17 Nisan’da güneşli bir pazartesiye uyanamadık. Devletin tüm olanaklarının “Evet” için seferber edilmesi bir tarafa, olası aksi tüm durumlara hazırlık yapılmıştı. Bir seçimde yapılabilecek her türlü hilenin yapıldığı, bunun da yetmediği durumda en son devreye YSK girdi. Ne uluslararası gözlemciler ne hukuk ne siyasi etik… Her şeyini başkanlık rejiminin ufkuna bağlayanlar “Hayır”ın resmen kazanmasının bedeline katlanamazlardı. Halkın oylarına el konuldu. Resmi sonuçlara göre yeni anayasa yüzde elli birle kabul edildi; ana muhalefet mahkemelere, halk sokağa koştu; resmi olan biz değiliz, sen de meşru değilsin… Ya da resmi olan sizsiniz ama meşru olan biziz.
“Hayır” daha bitmedi…
Halkların isyanı bitmez… Referandum sonuçları ile halklar yeni hamlesini nasıl sürdüreceğini, nasıl yan yana geleceğini konuşurken tüm tarihi arkasına alıyor. Eylemek için tarih gerekmiyor. Tarih eyleme siniyor, eyleme öğretiyor. Halklar toparlanıyor… Gitmiyor… Her fermana bir isyan gerekiyor… Fermanın adı şimdilerde KHK oluyor. Ferman yayınlanıyor… Halk celalleniyor…
Kuyucu Murat geleneği
Osmanlı’da oyun bitmez… Osman-lı’da oyun çok… Yeni anayasa maddelerini resmen geçirseler de elde ettikleri sonuç bıçak sırtı bir sonuç olunca bir düşündüler; “Bu kazdığımız kuyuya biz düşebiliriz” dediler. Madem bu kuyuyu açtık, dolduralım… Kuyucu Murat görev başına! Ne zaman Anadolu bir isyana dursa bu Kuyucu Murat’lar peyda oluverir. En iyi bildikleri şeydir kuyu açmak, kuyu doldurmak…

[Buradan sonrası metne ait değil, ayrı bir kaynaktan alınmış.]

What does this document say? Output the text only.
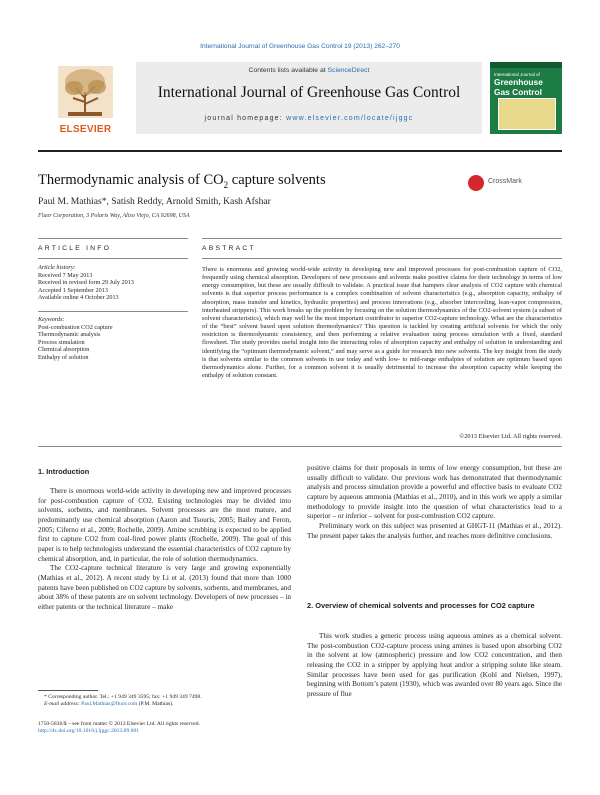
International Journal of Greenhouse Gas Control 19 (2013) 262–270
ELSEVIER
Contents lists available at ScienceDirect
International Journal of Greenhouse Gas Control
journal homepage: www.elsevier.com/locate/ijggc
International Journal of
Greenhouse Gas Control
Thermodynamic analysis of $CO_2$ capture solvents	CrossMark
Paul M. Mathias*, Satish Reddy, Arnold Smith, Kash Afshar
Fluor Corporation, 3 Polaris Way, Aliso Viejo, CA 92698, USA
ARTICLE INFO
Article history:
Received 7 May 2013
Received in revised form 29 July 2013
Accepted 1 September 2013
Available online 4 October 2013
Keywords:
Post-combustion CO2 capture
Thermodynamic analysis
Process simulation
Chemical absorption
Enthalpy of solution
ABSTRACT
There is enormous and growing world-wide activity in developing new and improved processes for post-combustion capture of CO2, frequently using chemical absorption. Developers of new processes and solvents make positive claims for their technology in terms of low energy consumption, but these are usually difficult to validate. A practical issue that hampers clear analysis of CO2 capture with chemical solvents is that superior process performance is a complex combination of solvent characteristics (e.g., absorption capacity, enthalpy of absorption, mass transfer and kinetics, hydraulic properties) and process innovations (e.g., absorber intercooling, lean-vapor compression, interheated strippers). This work breaks up the problem by focusing on the solution thermodynamics of the CO2-solvent system (a subset of solvent characteristics), which may well be the most important contributor to superior CO2-capture technology. What are the characteristics of the “best” solvent based upon solution thermodynamics? This question is tackled by creating artificial solvents for which the only restriction is thermodynamic consistency, and then performing a relative evaluation using process simulation with a fixed, standard flowsheet. The study provides useful insight into the interacting roles of absorption capacity and enthalpy of solution in understanding and identifying the “optimum thermodynamic solvent,” and may serve as a guide for research into new solvents. The key insight from the study is that solvents similar to the common solvents in use today and with low- to mid-range enthalpies of solution are optimum based upon thermodynamics alone. Further, for a common solvent it is usually detrimental to increase the absorption capacity while keeping the enthalpy of solution constant.
©2013 Elsevier Ltd. All rights reserved.
1. Introduction

There is enormous world-wide activity in developing new and improved processes for post-combustion capture of CO2. Existing technologies may be divided into solvents, sorbents, and membranes. Solvent processes are the most mature, and predominantly use chemical absorption (Aaron and Tsouris, 2005; Bailey and Feron, 2005; Ciferno et al., 2009; Rochelle, 2009). Amine scrubbing is expected to be applied first to capture CO2 from coal-fired power plants (Rochelle, 2009). The goal of this paper is to help technologists understand the essential characteristics of CO2 capture by chemical absorption, and, in particular, the role of solution thermodynamics.

The CO2-capture technical literature is very large and growing exponentially (Mathias et al., 2012). A recent study by Li et al. (2013) found that more than 1000 patents have been published on CO2 capture by solvents, sorbents, and membranes, and about 38% of these patents are on solvent technology. Developers of new processes – in either patents or the technical literature – make

positive claims for their proposals in terms of low energy consumption, but these are usually difficult to validate. Our previous work has demonstrated that thermodynamic analysis and process simulation provide a powerful and effective basis to evaluate CO2 capture by aqueous ammonia (Mathias et al., 2010), and in this work we apply a similar methodology to provide insight into the question of what characteristics lead to a superior – or inferior – solvent for post-combustion CO2 capture.

Preliminary work on this subject was presented at GHGT-11 (Mathias et al., 2012). The present paper takes the analysis further, and reaches more definitive conclusions.

2. Overview of chemical solvents and processes for CO2 capture

This work studies a generic process using aqueous amines as a chemical solvent. The post-combustion CO2-capture process using amines is based upon absorbing CO2 in the solvent at low (atmospheric) pressure and low CO2 concentration, and then releasing the CO2 in a stripper by applying heat and/or a stripping solute like steam. Similar processes have been used for gas purification (Kohl and Nielsen, 1997), beginning with Bottom’s patent (1930), which was awarded over 80 years ago. Since the pressure of flue

* Corresponding author. Tel.: +1 949 349 3595; fax: +1 949 349 7498.
E-mail address: Paul.Mathias@fluor.com (P.M. Mathias).
1750-5836/$ – see front matter © 2013 Elsevier Ltd. All rights reserved.
http://dx.doi.org/10.1016/j.ijggc.2013.09.001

Yozgat’ta, Tokat’ta Celal var… Bolu’da Köroğlu… Sivas’ın, Maraş’ın Karayazıcı’sı var… Anadolu’nun isyancıları var… Dahası var… Çok var… Onlar da Kuyucu Murat… İsyancı öldürmek, bir gelenek… İsyancı olma ihtimali olanı öldürmek bir Kuyucu Murat geleneği… Çoluk, çocuk, genç, yaşlı… İsyancılar ve isyan potansiyeli olanlar tez kuyulara…
Ancak bu böyle gitmez…
Tarih sürüyor… Yeni “Kuyucu Mu-rat’lar” faşizmin kurumsallaşması için kuyu açadursunlar… Başka çareleri yok… Korkunun da ecele faydası… Ankara’da İnsan Hakları Anıtı’nın yanı başında kuyu açmaya, Veli Saçılık’ı içine atmaya çalıştınız… Nuriye ve Semih’e yol arkadaşı olmuş Celali’yi… Ama tarihe bakın… Haziranın tarihine… 15-16 Haziran’da geleceğin kurucularının, tarihi eline aldığı şanlı direniş günlerine… Kapitalizmin gölgesini satamadığı ağaçları kesmeye çalıştığı yerde, Gezi’de başlayıp Haziran’a ve oradan tüm geleceğimize yayılan isyan ve komün günlerine… Ve yine bugün bir haziranda hâlâ… Ankara’nın göbeğinde “İnsan Hakları Anıtı” etrafında tarihi sürdüren Celali’lere bakın… “KHK’ler sizin, direniş bizim!” diyen memleketin tüm meydanlarında Celali’ler; ekmeksiz, susuz, aşksız bırakmaya çalıştığınız tüm Celaliler toparlanıyor. Gitmiyor. Haziran, gökkuşağı bayraklı Celaliler ile sarmaş dolaş günlerine hazırlanıyor. Onur Yürüyüşü’ne… Velev ki ibneyiz… Velev ki Celali’yiz…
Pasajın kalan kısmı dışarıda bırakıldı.